Is it valid to use operations on both sides before inequality is proven?

As Nelver's answer highlights, you've technically proven the converse of what we want (i.e. the opposite implication). That said, this is something that is done a lot of the time by many people and in some sense, it's a more natural approach, but you have to be careful about how you write it up. One thing you can do is to say that all of the steps you've taken are reversible.

The other way to write this, which is more common, is to use equivalences (if and only ifs). So you could write \begin{align*} \frac{ab}{a^2+b^2}<\frac{1}{2} \iff 2ab<a^2+b^2 \iff 0<(a-b)^2 \end{align*} which is true since $a\neq b$. The $\iff$ is saying that the statement holds if and only if the statement on the right holds.

What you've shown is $$\frac{ab}{a^2 + b^2} < \frac{1}{2} \implies 0 < (a-b)^2$$

But what you are (apparently) required to show is $$0 < (a-b)^2 \implies \frac{ab}{a^2 + b^2} < \frac{1}{2}$$

So the correct proof is basically the reverse of what you've written, namely:

Suppose $a ≠ b$. Then

$$\begin{align} 0 < (a-b)^2 &\implies 2ab < (a^2 + b^2)\\ & \implies\frac{ab}{(a^2)+(b^2)} <\frac{1}{2} \end{align}$$

$\square$

It is fundamentally correct, but not well phrased.
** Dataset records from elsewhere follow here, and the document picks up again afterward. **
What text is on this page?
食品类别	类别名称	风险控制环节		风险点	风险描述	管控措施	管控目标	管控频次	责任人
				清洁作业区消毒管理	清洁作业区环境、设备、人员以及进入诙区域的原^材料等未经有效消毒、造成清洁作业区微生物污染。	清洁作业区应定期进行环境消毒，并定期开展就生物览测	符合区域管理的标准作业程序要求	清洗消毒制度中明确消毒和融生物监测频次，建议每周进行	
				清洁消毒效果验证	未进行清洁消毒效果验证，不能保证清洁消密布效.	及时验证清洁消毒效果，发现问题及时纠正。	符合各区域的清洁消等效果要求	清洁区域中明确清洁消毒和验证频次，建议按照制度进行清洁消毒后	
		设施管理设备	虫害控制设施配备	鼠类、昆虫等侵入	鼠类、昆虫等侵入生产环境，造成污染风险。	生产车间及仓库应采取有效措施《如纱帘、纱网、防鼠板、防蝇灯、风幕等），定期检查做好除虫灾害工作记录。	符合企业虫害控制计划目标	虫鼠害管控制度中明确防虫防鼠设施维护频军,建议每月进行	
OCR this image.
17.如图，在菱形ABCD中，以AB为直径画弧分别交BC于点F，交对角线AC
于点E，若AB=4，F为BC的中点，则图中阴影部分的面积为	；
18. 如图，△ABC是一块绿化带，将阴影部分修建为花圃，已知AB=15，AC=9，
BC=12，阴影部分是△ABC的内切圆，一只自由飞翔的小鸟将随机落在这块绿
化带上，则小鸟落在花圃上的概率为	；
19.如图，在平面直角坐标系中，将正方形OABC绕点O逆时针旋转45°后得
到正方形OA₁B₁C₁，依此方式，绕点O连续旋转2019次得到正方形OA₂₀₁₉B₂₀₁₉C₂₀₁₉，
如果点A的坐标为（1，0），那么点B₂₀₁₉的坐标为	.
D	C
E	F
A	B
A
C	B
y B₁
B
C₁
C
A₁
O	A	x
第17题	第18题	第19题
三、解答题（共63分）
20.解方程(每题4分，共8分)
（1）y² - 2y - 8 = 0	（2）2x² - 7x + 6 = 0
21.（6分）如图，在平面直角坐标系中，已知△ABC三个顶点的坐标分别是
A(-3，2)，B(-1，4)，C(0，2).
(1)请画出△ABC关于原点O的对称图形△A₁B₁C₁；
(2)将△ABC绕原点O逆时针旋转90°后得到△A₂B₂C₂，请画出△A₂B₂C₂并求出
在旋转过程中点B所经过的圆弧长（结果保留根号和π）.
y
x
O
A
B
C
Actually, using the basic rule:

Let $A,B,C,D$ be real numbers and suppose $B,D$ are positive, then

$\dfrac AB<\dfrac CD\;$ if and only if $\;AD<BC$.

In your case the hypotheses on the denominators are satisfied. We deduce instantly the chain of equivalences $$\frac{ab}{a^2 + b^2}< \frac{1}{2}\iff2ab <a^2+b^2\iff a^2+b^2-2ab=(a-b)^2> 0$$ which is true, except if $a=b$.